Melanie: In my mind in English, what I hear is, the second one is just like it. The second one is the same as it. So in some way that I cannot describe but that I have experienced, when I love my neighbor, I know my Lord. They go together. They cannot be separated. We have encouraged our dear members to love their neighbor by wearing a mask, by getting vaccinated by socially distancing in practical secular ways. But we have more extremely encouraged them to seek ways to- to directly ease human suffering, small and large.

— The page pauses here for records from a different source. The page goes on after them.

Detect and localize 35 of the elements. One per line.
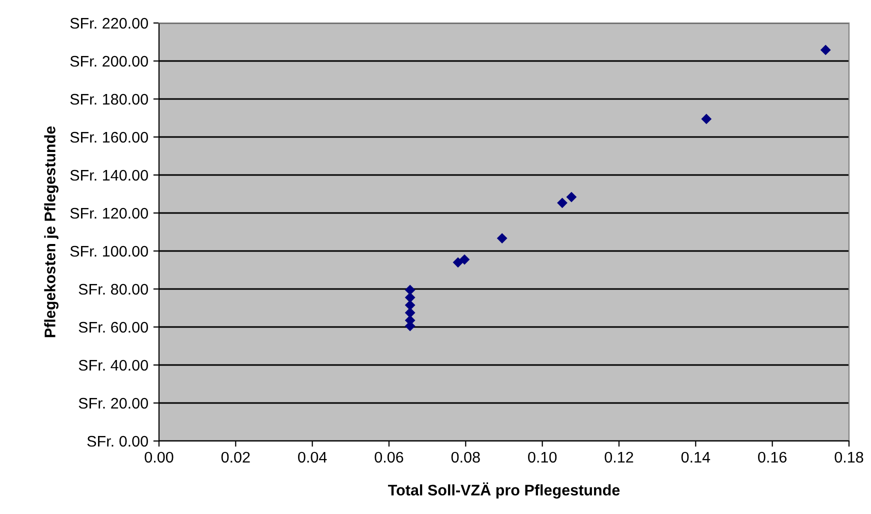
point — [404, 292, 416, 303]
point — [557, 198, 568, 208]
point — [566, 192, 577, 202]
point — [404, 308, 416, 318]
y-tick-label: SFr. 160.00 — [70, 132, 148, 143]
x-tick-label: 0.12 — [604, 452, 634, 463]
x-tick-label: 0.04 — [298, 452, 327, 463]
x-tick-label: 0.06 — [374, 452, 404, 463]
y-tick-label: SFr. 140.00 — [70, 170, 148, 181]
x-axis-title: Total Soll-VZÄ pro Pflegestunde — [388, 482, 620, 499]
y-axis-title: Pflegekosten je Pflegestunde — [44, 126, 58, 338]
y-tick-label: SFr. 100.00 — [70, 246, 148, 257]
y-tick-label: SFr. 180.00 — [70, 94, 148, 105]
x-tick-label: 0.00 — [144, 452, 174, 463]
point — [820, 44, 831, 56]
point — [404, 300, 416, 310]
y-tick-label: SFr. 200.00 — [70, 56, 148, 67]
y-tick-label: SFr. 220.00 — [70, 18, 148, 29]
x-tick-label: 0.10 — [528, 452, 557, 463]
point — [701, 114, 712, 124]
x-tick-label: 0.16 — [758, 452, 787, 463]
x-tick-label: 0.14 — [681, 452, 710, 463]
y-tick-label: SFr. 20.00 — [78, 398, 148, 409]
point — [452, 257, 464, 268]
point — [496, 233, 508, 244]
y-tick-label: SFr. 0.00 — [87, 436, 148, 447]
y-tick-label: SFr. 40.00 — [78, 360, 148, 371]
x-tick-label: 0.08 — [451, 452, 480, 463]
y-tick-label: SFr. 80.00 — [78, 284, 148, 295]
y-tick-label: SFr. 120.00 — [70, 208, 148, 219]
y-tick-label: SFr. 60.00 — [78, 322, 148, 333]
x-tick-label: 0.02 — [221, 452, 250, 463]
point — [459, 254, 470, 265]
point — [404, 284, 416, 296]
x-tick-label: 0.18 — [834, 452, 864, 463]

Melanie: As a church, we have sent humanitarian aid around the world um but I am more moved by smaller and simpler acts of kindness. Um Rabbi Jacobs' reference to the fact that sometimes we are the givers of aid and sometimes where the receivers of aid is not lost on me. The beautiful Christian New Testament parable of the- of the Good Samaritan teaches us that sometimes in our lives, we identify with the man taken of thieves in the ditch and sometimes, we identify with the Samaritan who pours in the oil. The- to me, the beautiful Nexus Point that we offer to our members between loving God and loving our neighbor is to encourage them to go to their God and ask him, who can I help? Which neighbor can I run to and how can I help them?

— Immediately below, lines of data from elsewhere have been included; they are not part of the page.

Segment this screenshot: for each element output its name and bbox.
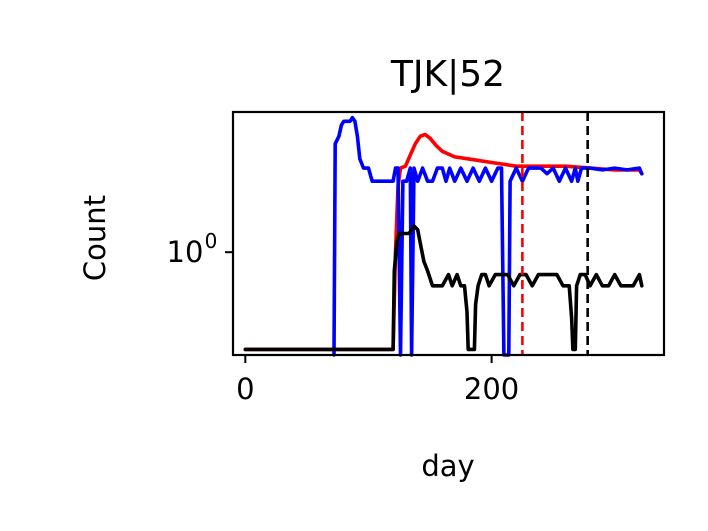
series-line-3 (243, 224, 644, 352)
x-tick-label: 0 (236, 372, 254, 406)
chart-title: TJK|52 (390, 54, 505, 95)
y-axis-label: Count (78, 195, 112, 281)
plot-frame (231, 110, 666, 357)
y-tick-label: 10 (167, 235, 204, 269)
plot-area (243, 112, 644, 357)
y-axis: 10 0 (167, 229, 233, 269)
x-tick-label: 200 (464, 372, 519, 406)
x-axis-label: day (421, 449, 474, 483)
series-line-2 (332, 115, 644, 357)
x-axis: 0 200 (236, 355, 519, 406)
y-tick-exponent: 0 (205, 229, 218, 253)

Melanie: This sometimes is institutionally huge and we affiliate ourselves with big, strong, good projects and it sometimes is um miniscule, if that is all we have to offer. Neither is lost and each is powerful and eternally significant. Um I- I uh I am not thankful for a pandemic, but I am thankful to a God that has sanctified a pandemic to the good of those that love him and seek in that love, to love every neighbor within their circle in ways large and small. Thanks again for a great hour, and I offer that message to you in Christ and in love. Thanks, Chris.

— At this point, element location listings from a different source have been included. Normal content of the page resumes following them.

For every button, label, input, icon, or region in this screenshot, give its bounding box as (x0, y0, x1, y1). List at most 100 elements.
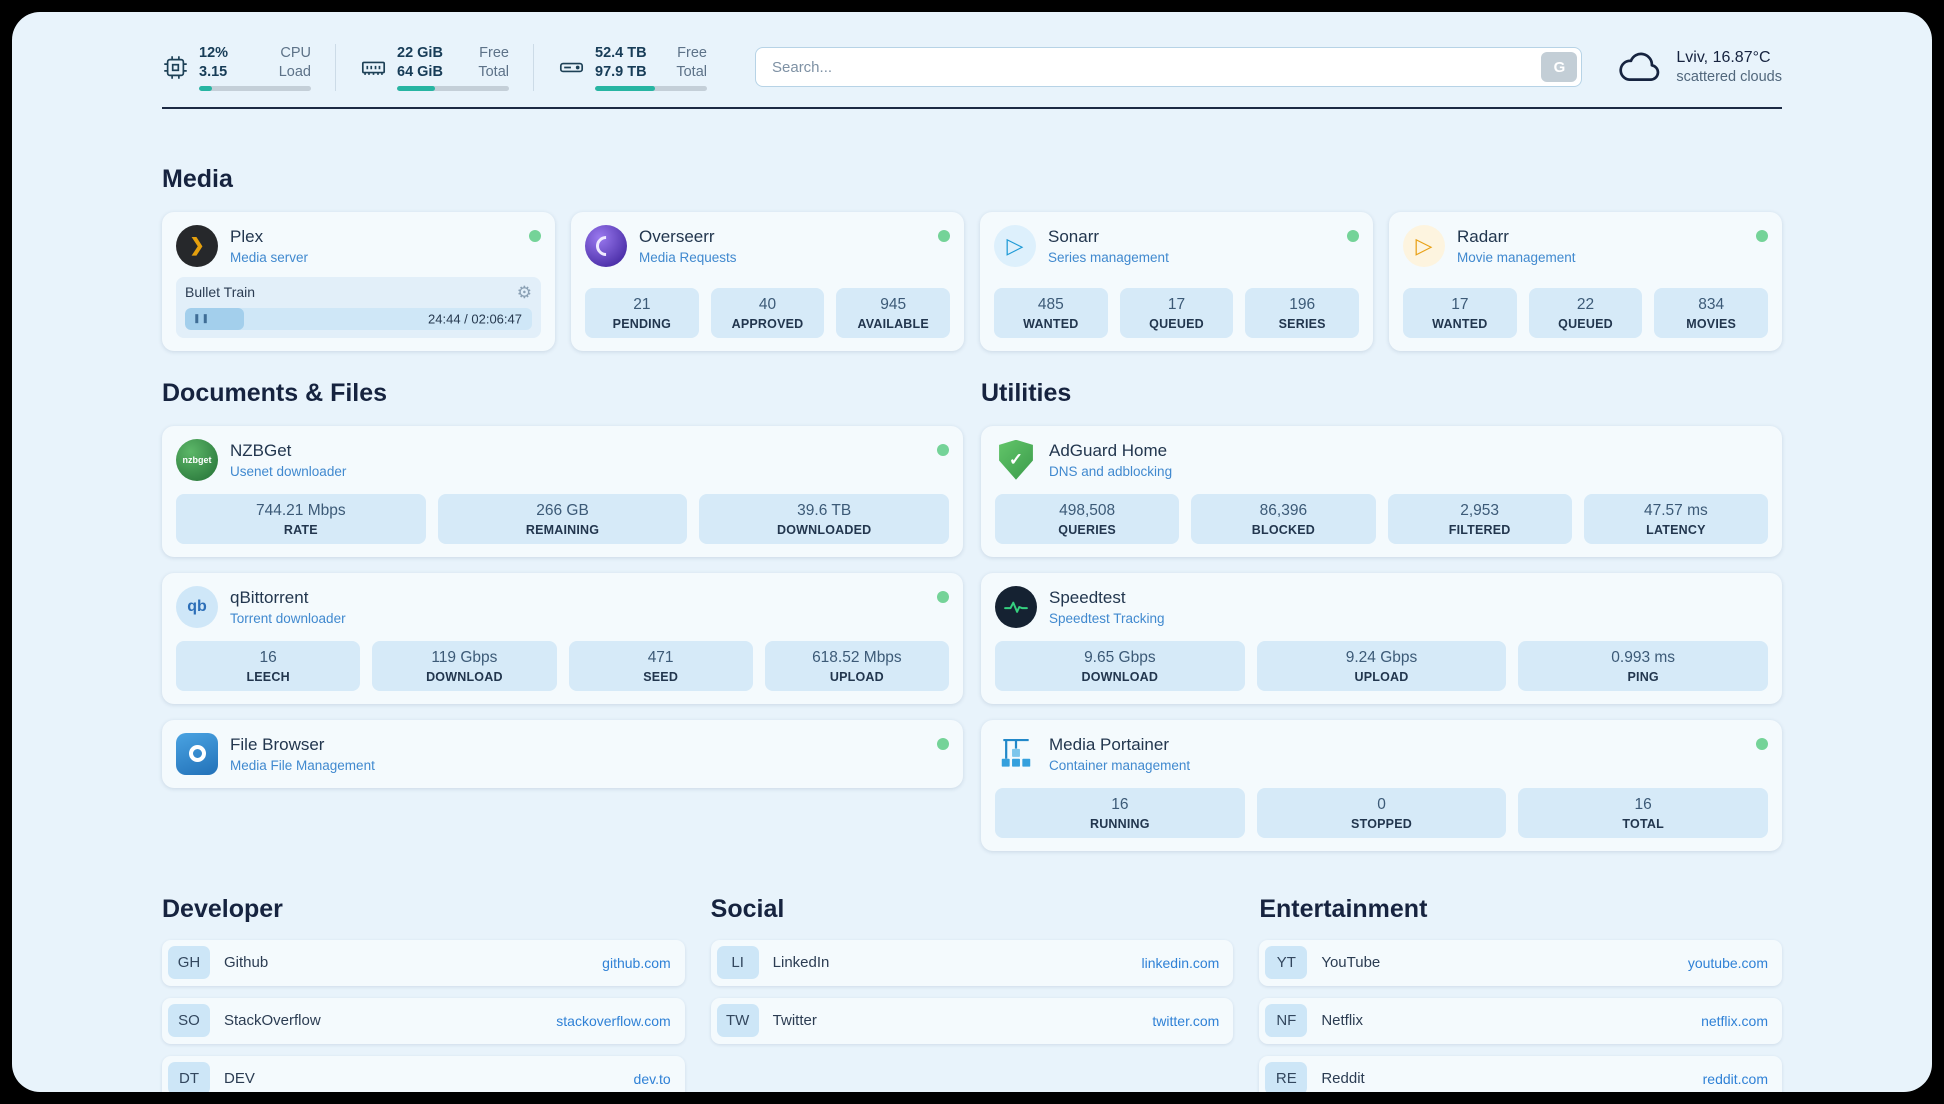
app-subtitle: Series management (1048, 249, 1169, 265)
cpu-load-label: Load (278, 63, 311, 80)
bookmark-link[interactable]: stackoverflow.com (556, 1012, 671, 1029)
utilities-column: Utilities ✓ AdGuard Home DNS and adblock… (981, 379, 1782, 851)
app-card-radarr[interactable]: ▷ Radarr Movie management 17 WANTED 22 QUE… (1389, 211, 1782, 351)
stat-label: MOVIES (1686, 316, 1737, 331)
stat-pending: 21 PENDING (585, 287, 699, 338)
playback-time: 24:44 / 02:06:47 (428, 311, 522, 327)
bookmark-dev[interactable]: DT DEV dev.to (162, 1055, 685, 1092)
bookmark-stackoverflow[interactable]: SO StackOverflow stackoverflow.com (162, 997, 685, 1044)
stat-label: QUEUED (1149, 316, 1204, 331)
section-title-documents: Documents & Files (162, 378, 388, 407)
bookmark-link[interactable]: reddit.com (1702, 1070, 1768, 1087)
app-card-qbittorrent[interactable]: qb qBittorrent Torrent downloader 16 LEEC… (162, 572, 963, 704)
stat-series: 196 SERIES (1245, 287, 1360, 338)
system-metrics: 12% CPU 3.15 Load 22 GiB Free 64 GiB Total (162, 44, 731, 91)
app-card-plex[interactable]: ❯ Plex Media server Bullet Train ⚙ ❚❚ 24… (162, 211, 555, 351)
stat-label: LATENCY (1646, 522, 1706, 537)
stat-value: 40 (758, 295, 777, 313)
bookmark-linkedin[interactable]: LI LinkedIn linkedin.com (710, 939, 1234, 986)
app-card-overseerr[interactable]: Overseerr Media Requests 21 PENDING 40 APP… (571, 211, 964, 351)
stat-label: LEECH (246, 669, 290, 684)
stat-value: 471 (647, 648, 674, 666)
playback-progress-bar[interactable]: ❚❚ 24:44 / 02:06:47 (185, 307, 532, 330)
bookmark-twitter[interactable]: TW Twitter twitter.com (710, 997, 1234, 1044)
stat-upload: 618.52 Mbps UPLOAD (764, 640, 949, 691)
stat-label: UPLOAD (829, 669, 884, 684)
stat-label: PENDING (612, 316, 672, 331)
bookmark-link[interactable]: netflix.com (1701, 1012, 1768, 1029)
gear-icon[interactable]: ⚙ (516, 282, 532, 302)
top-bar: 12% CPU 3.15 Load 22 GiB Free 64 GiB Total (162, 44, 1782, 91)
bookmark-link[interactable]: github.com (602, 954, 671, 971)
app-subtitle: Media server (230, 249, 309, 265)
section-title-entertainment: Entertainment (1259, 894, 1428, 923)
bookmark-link[interactable]: youtube.com (1687, 954, 1768, 971)
stat-value: 266 GB (536, 501, 589, 519)
bookmark-abbr: LI (716, 946, 759, 980)
ram-free-value: 22 GiB (397, 45, 443, 61)
app-card-speedtest[interactable]: Speedtest Speedtest Tracking 9.65 Gbps DO… (981, 572, 1782, 704)
status-dot (1756, 229, 1768, 242)
bookmark-group-entertainment: Entertainment YT YouTube youtube.com NF … (1259, 895, 1782, 1092)
stat-label: WANTED (1023, 316, 1079, 331)
bookmark-github[interactable]: GH Github github.com (162, 939, 685, 986)
media-grid: ❯ Plex Media server Bullet Train ⚙ ❚❚ 24… (162, 211, 1782, 351)
stat-value: 498,508 (1059, 501, 1116, 519)
stat-label: FILTERED (1448, 522, 1511, 537)
cpu-usage-bar (199, 85, 311, 91)
stat-download: 119 Gbps DOWNLOAD (372, 640, 557, 691)
app-card-portainer[interactable]: Media Portainer Container management 16 R… (981, 719, 1782, 851)
search-input[interactable] (755, 47, 1583, 88)
bookmark-name: Netflix (1321, 1012, 1364, 1030)
stat-queued: 22 QUEUED (1528, 287, 1643, 338)
sonarr-icon: ▷ (994, 224, 1036, 267)
bookmark-name: Reddit (1321, 1070, 1365, 1088)
stat-value: 17 (1451, 295, 1469, 313)
app-card-nzbget[interactable]: nzbget NZBGet Usenet downloader 744.21 M… (162, 425, 963, 557)
status-dot (938, 229, 950, 242)
now-playing-widget: Bullet Train ⚙ ❚❚ 24:44 / 02:06:47 (176, 276, 541, 338)
ram-metric: 22 GiB Free 64 GiB Total (335, 44, 533, 91)
stat-value: 39.6 TB (797, 501, 852, 519)
bookmark-link[interactable]: twitter.com (1152, 1012, 1220, 1029)
weather-widget[interactable]: Lviv, 16.87°C scattered clouds (1616, 49, 1782, 85)
stat-label: REMAINING (525, 522, 600, 537)
app-card-filebrowser[interactable]: File Browser Media File Management (162, 719, 963, 788)
bookmark-link[interactable]: linkedin.com (1141, 954, 1220, 971)
bookmark-name: DEV (224, 1070, 255, 1088)
status-dot (937, 443, 949, 456)
stat-label: STOPPED (1351, 816, 1412, 831)
stat-value: 945 (880, 295, 907, 313)
app-name: Speedtest (1049, 587, 1126, 607)
bookmark-netflix[interactable]: NF Netflix netflix.com (1259, 997, 1782, 1044)
dashboard: 12% CPU 3.15 Load 22 GiB Free 64 GiB Total (12, 12, 1932, 1092)
pause-icon[interactable]: ❚❚ (193, 313, 211, 324)
disk-free-value: 52.4 TB (595, 45, 647, 61)
stat-rate: 744.21 Mbps RATE (176, 493, 426, 544)
stat-leech: 16 LEECH (176, 640, 361, 691)
search-bar: G (755, 47, 1583, 88)
section-title-media: Media (162, 164, 233, 193)
app-card-adguard[interactable]: ✓ AdGuard Home DNS and adblocking 498,50… (981, 425, 1782, 557)
search-engine-button[interactable]: G (1541, 52, 1578, 83)
bookmark-link[interactable]: dev.to (633, 1070, 671, 1087)
filebrowser-icon (176, 732, 218, 775)
bookmark-group-social: Social LI LinkedIn linkedin.com TW Twitt… (710, 895, 1234, 1092)
documents-column: Documents & Files nzbget NZBGet Usenet d… (162, 379, 963, 851)
stat-label: RUNNING (1089, 816, 1150, 831)
overseerr-icon (585, 224, 627, 267)
bookmark-reddit[interactable]: RE Reddit reddit.com (1259, 1055, 1782, 1092)
stat-label: SEED (643, 669, 679, 684)
status-dot (1347, 229, 1359, 242)
app-card-sonarr[interactable]: ▷ Sonarr Series management 485 WANTED 17 Q… (980, 211, 1373, 351)
stat-ping: 0.993 ms PING (1518, 640, 1769, 691)
app-name: Radarr (1457, 226, 1509, 246)
stat-value: 744.21 Mbps (256, 501, 346, 519)
stat-value: 86,396 (1259, 501, 1308, 519)
cpu-metric: 12% CPU 3.15 Load (162, 44, 335, 91)
ram-usage-bar (397, 85, 509, 91)
stat-value: 16 (1111, 795, 1129, 813)
stat-value: 9.65 Gbps (1084, 648, 1156, 666)
weather-location: Lviv, 16.87°C (1676, 49, 1771, 67)
bookmark-youtube[interactable]: YT YouTube youtube.com (1259, 939, 1782, 986)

Chris: Thank you, Melanie Tag. We had been listening to a panel of ten American religious leaders share what they have told their own congregations and believers about faith in the pandemic with a broader national audience. This is just a snapshot of what American religious leaders have always done to help a country in crisis. Listeners, please join us in building the National Museum of American Religion in the nation's capital to open in 2026 on the two hundred and fortieth anniversary of Thomas Jefferson's immortal words, "Almighty God hath created the mind free." capturing this American essence of religious freedom by donating at storyofamericanreligion.org/contribute. Again, for a contribution of two hundred dollars or more, you will receive a free signed copy of the book, "When Sorrow Comes: The Power of Sermons from Pearl Harbor to Black Lives Matter" by Melissa Matthes, Professor of Government at the United States Coast Guard Academy. Her forthcoming book will remind us as we have been reminded today that in the face of national crisis, faith leaders have an incredible power to help Americans endure and even flourish and further their work of improving the imperfect yet noble American experiment in self-government. Uh to each of you faith leaders, thank you so very much for being with us today and sharing your beliefs and ideas on how your people and really the entire country can endure the pandemic that now moves into its second year. Thank you very much.